If you listen to what is mainstream music today, the same patterns emerge. Virtually all pop songs follow the same template. The chorus and verses are always in the same places, the breaks are always at the 3/4 mark etc...
The beats are also important. Pop music relies heavily on the 4/4 beat, with the accent on the downbeat. African influenced musics have a lot of syncopation (accent on the off beat). Syncopation is what makes something "funky".
Lastly, there is a great book called "How to Have a Number One The Easy Way" by the KLF. Its online here: http://www.tomrobinson.com/work/klf.htm
Just follow this to the T and they guarantee you a hit. Its really just a matter of following certain rules and watering down to the least common denominator.
Otherwise, you could put a genetic algorithm and a synthesizer on the job. Use the HSS application as an evaluation function, and let it crank until it had composed an optimal song. Or just run every free MP3 on the web through. (Now that would be a good idea. Somewhere, there may be a garage band that doesn't suck.)

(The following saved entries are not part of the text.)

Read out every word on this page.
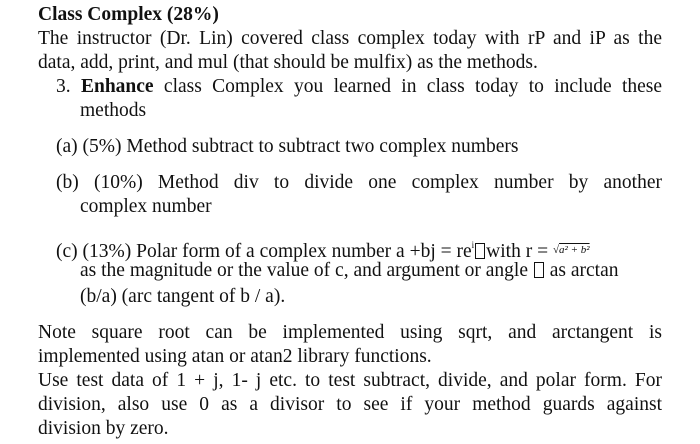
Class Complex (28%)
The instructor (Dr. Lin) covered class complex today with rP and iP as the
data, add, print, and mul (that should be mulfix) as the methods.
3. Enhance class Complex you learned in class today to include these
methods
(a) (5%) Method subtract to subtract two complex numbers
(b) (10%) Method div to divide one complex number by another
complex number
(c) (13%) Polar form of a complex number $a +bj = re^i$ with r = $^{√a^2 + b^2}$
as the magnitude or the value of c, and argument or angle as arctan
(b/a) (arc tangent of b / a).
Note square root can be implemented using sqrt, and arctangent is
implemented using atan or atan2 library functions.
Use test data of 1 + j, 1- j etc. to test subtract, divide, and polar form. For
division, also use 0 as a divisor to see if your method guards against
division by zero.
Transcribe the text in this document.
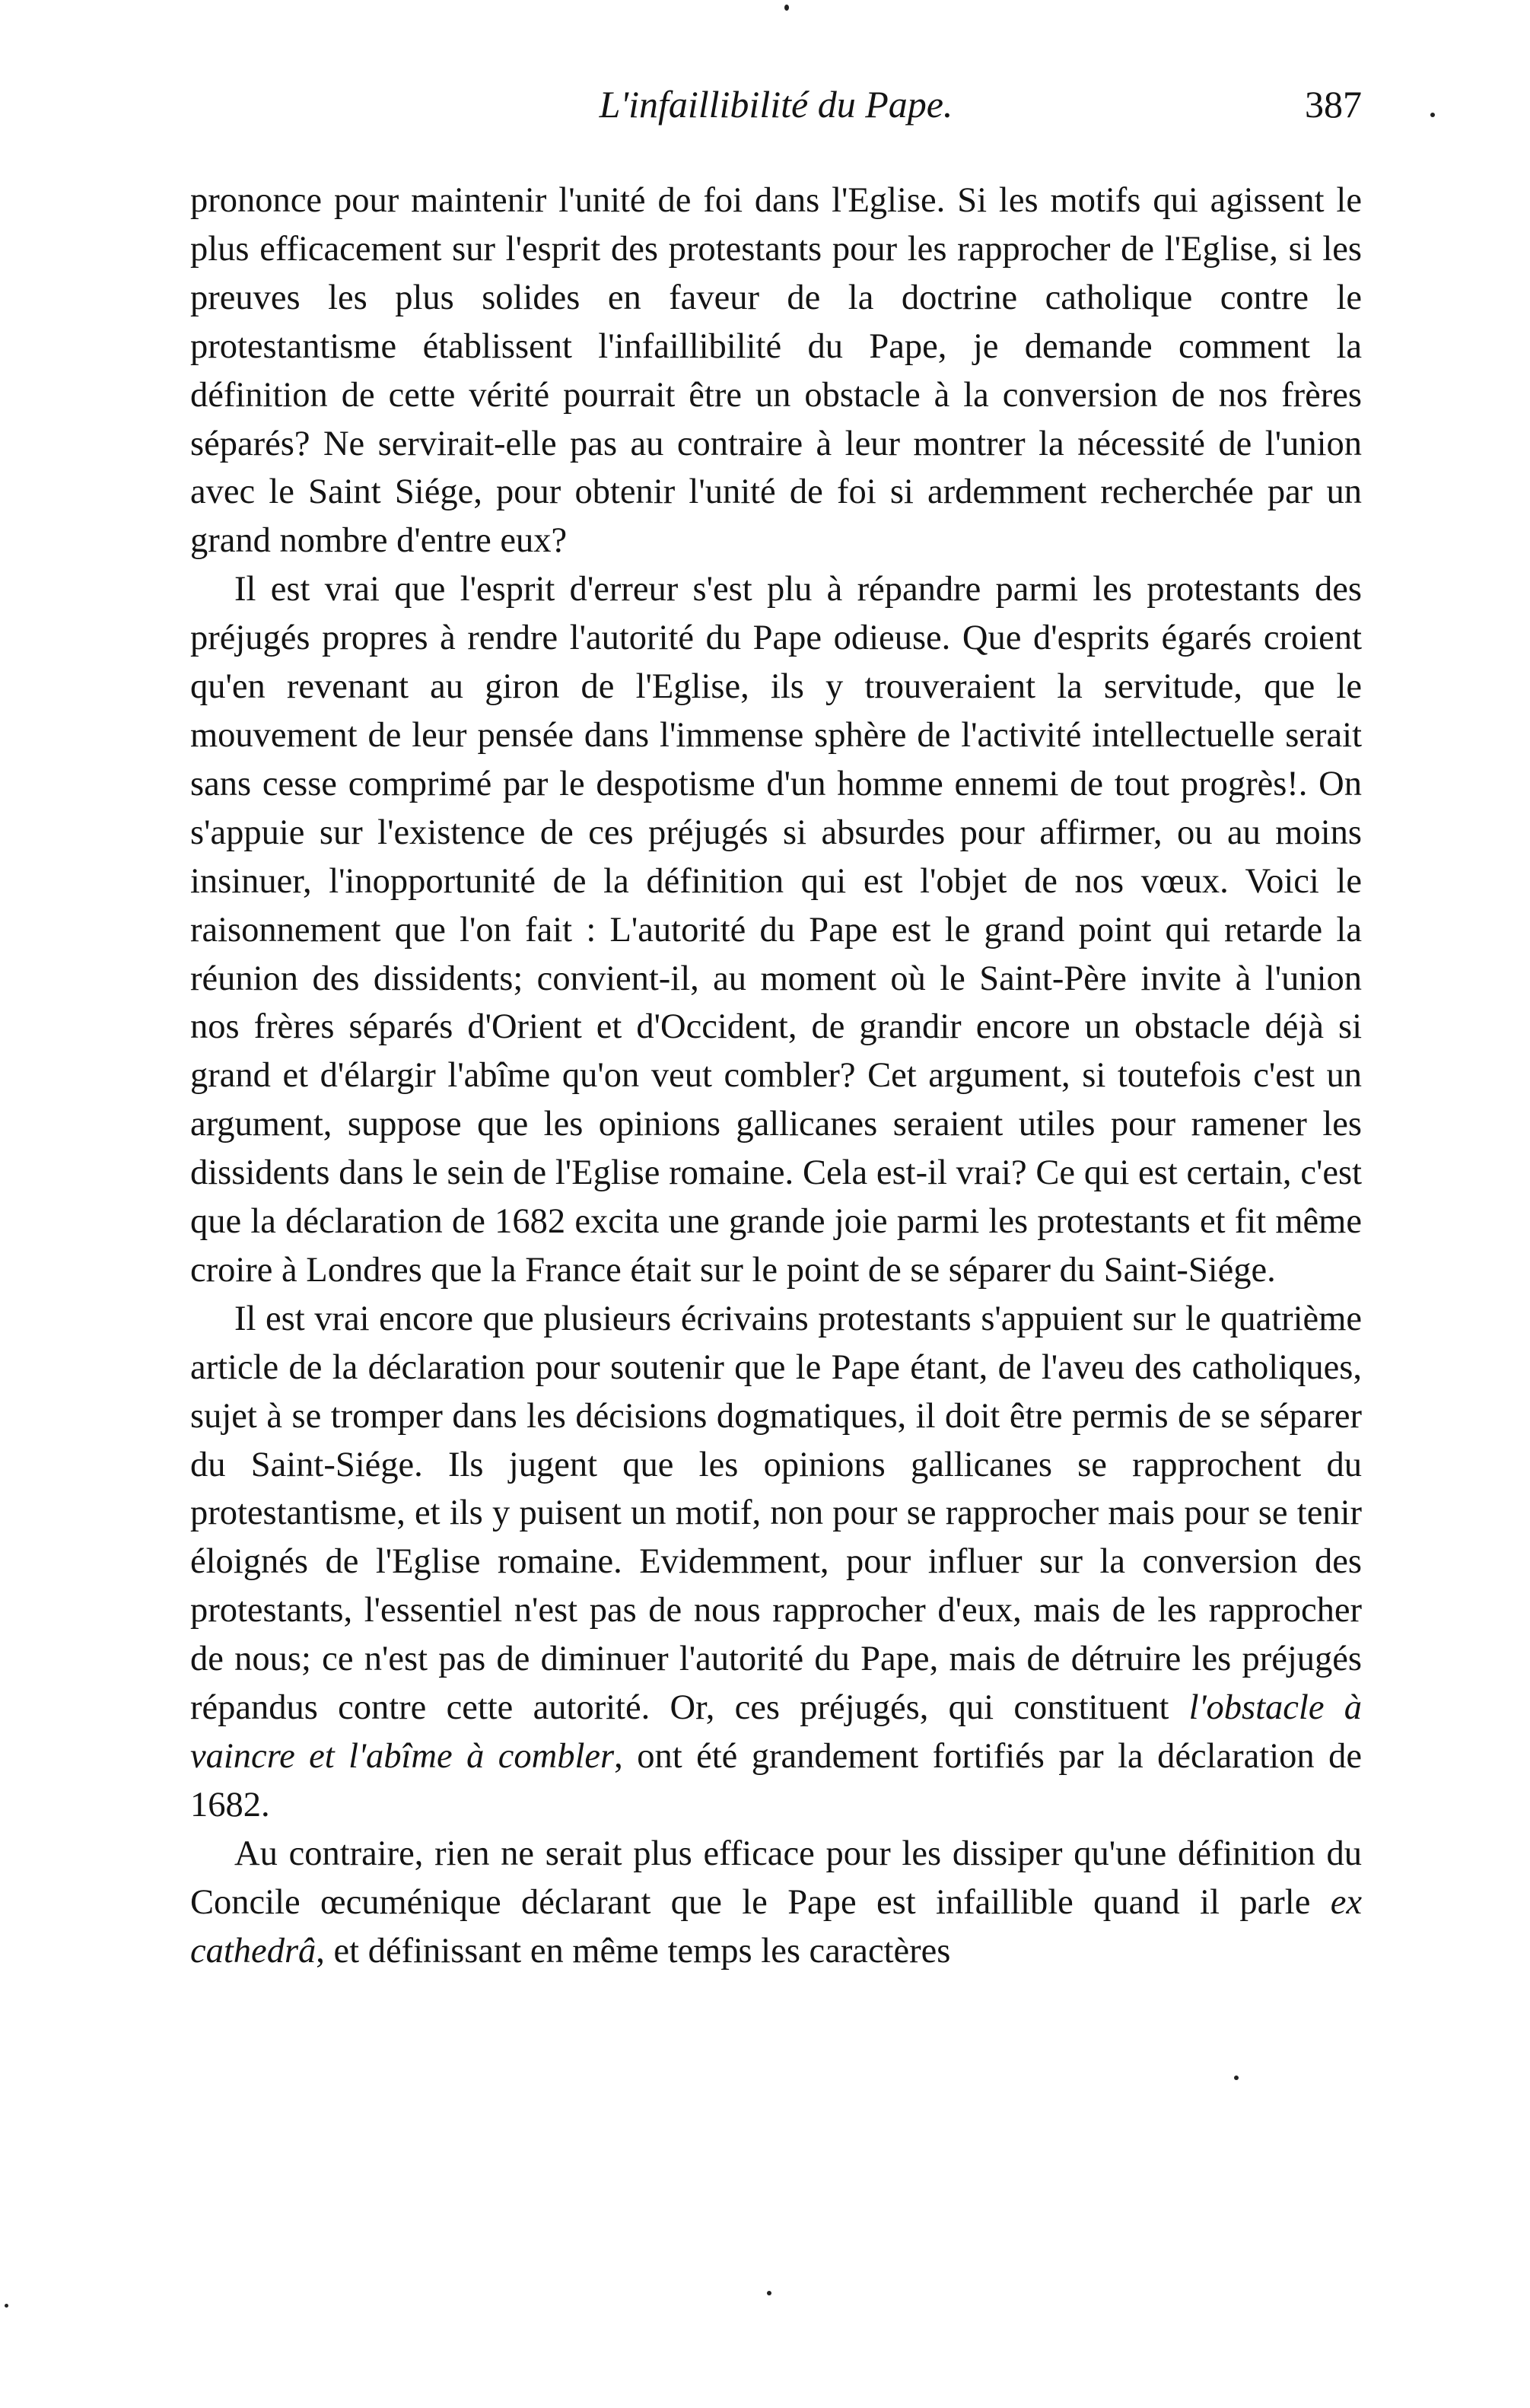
L'infaillibilité du Pape.	387

prononce pour maintenir l'unité de foi dans l'Eglise. Si les motifs qui agissent le plus efficacement sur l'esprit des protestants pour les rapprocher de l'Eglise, si les preuves les plus solides en faveur de la doctrine catholique contre le protestantisme établissent l'infaillibilité du Pape, je demande comment la définition de cette vérité pourrait être un obstacle à la conversion de nos frères séparés? Ne servirait-elle pas au contraire à leur montrer la nécessité de l'union avec le Saint Siége, pour obtenir l'unité de foi si ardemment recherchée par un grand nombre d'entre eux?

Il est vrai que l'esprit d'erreur s'est plu à répandre parmi les protestants des préjugés propres à rendre l'autorité du Pape odieuse. Que d'esprits égarés croient qu'en revenant au giron de l'Eglise, ils y trouveraient la servitude, que le mouvement de leur pensée dans l'immense sphère de l'activité intellectuelle serait sans cesse comprimé par le despotisme d'un homme ennemi de tout progrès!. On s'appuie sur l'existence de ces préjugés si absurdes pour affirmer, ou au moins insinuer, l'inopportunité de la définition qui est l'objet de nos vœux. Voici le raisonnement que l'on fait : L'autorité du Pape est le grand point qui retarde la réunion des dissidents; convient-il, au moment où le Saint-Père invite à l'union nos frères séparés d'Orient et d'Occident, de grandir encore un obstacle déjà si grand et d'élargir l'abîme qu'on veut combler? Cet argument, si toutefois c'est un argument, suppose que les opinions gallicanes seraient utiles pour ramener les dissidents dans le sein de l'Eglise romaine. Cela est-il vrai? Ce qui est certain, c'est que la déclaration de 1682 excita une grande joie parmi les protestants et fit même croire à Londres que la France était sur le point de se séparer du Saint-Siége.

Il est vrai encore que plusieurs écrivains protestants s'appuient sur le quatrième article de la déclaration pour soutenir que le Pape étant, de l'aveu des catholiques, sujet à se tromper dans les décisions dogmatiques, il doit être permis de se séparer du Saint-Siége. Ils jugent que les opinions gallicanes se rapprochent du protestantisme, et ils y puisent un motif, non pour se rapprocher mais pour se tenir éloignés de l'Eglise romaine. Evidemment, pour influer sur la conversion des protestants, l'essentiel n'est pas de nous rapprocher d'eux, mais de les rapprocher de nous; ce n'est pas de diminuer l'autorité du Pape, mais de détruire les préjugés répandus contre cette autorité. Or, ces préjugés, qui constituent l'obstacle à vaincre et l'abîme à combler, ont été grandement fortifiés par la déclaration de 1682.

Au contraire, rien ne serait plus efficace pour les dissiper qu'une définition du Concile œcuménique déclarant que le Pape est infaillible quand il parle ex cathedrâ, et définissant en même temps les caractères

There's a similar program to predict Wine Advisor scores. If that were easily available, people would be synthesizing the optimal wine.
Seriously though, all 'western' music is based on the same set of notes arranged in a variety differnet scales and/or chords, and played with one of a variety of progressions. What differntiates between genres, or what is good or bad is a matter of what type of scale used and what chord progressions are used.
You want to write a blues song? Most of the time your going to use a pentatonic scale with a I-IV-V chord progression. Sometimes the progression will repeat every 8 bars, sometimes after 12 bars. Sound formulaic? It is, but there is room for expression and improvisation within that framework, but it is that combination of scale with progression that tells your ears, weather you know it or not, that it is a blues song.
In the article they say that U2 maps to the same cluster as Beethoven, and that Van Halen looks similar to Vanessa Carlton.
Since this shows that 'hits' in dissimilar styles of music can map to the same space on their model. There is the possiblity that a piece of music done in an up and coming genre that maps well could end up being produced where previously it wouldn't have. (Don't bet on it though).
I want to shoot the messenger!
In the field of machine learning, it's considered a major no-no to quote performance figures based on your training data.
The typical way to validate your results is called an N-way cross-validation. You split the data into N parts, and perform N training runs. Each run uses N-1 chunks to train, and tests on the remaining chunk. Then you average the results to get a general performance estimate, or you can use a T-test to compare the results against another algorithm.
This report would have been rejected immediately from any academic journal of any significance. It's a fucking joke.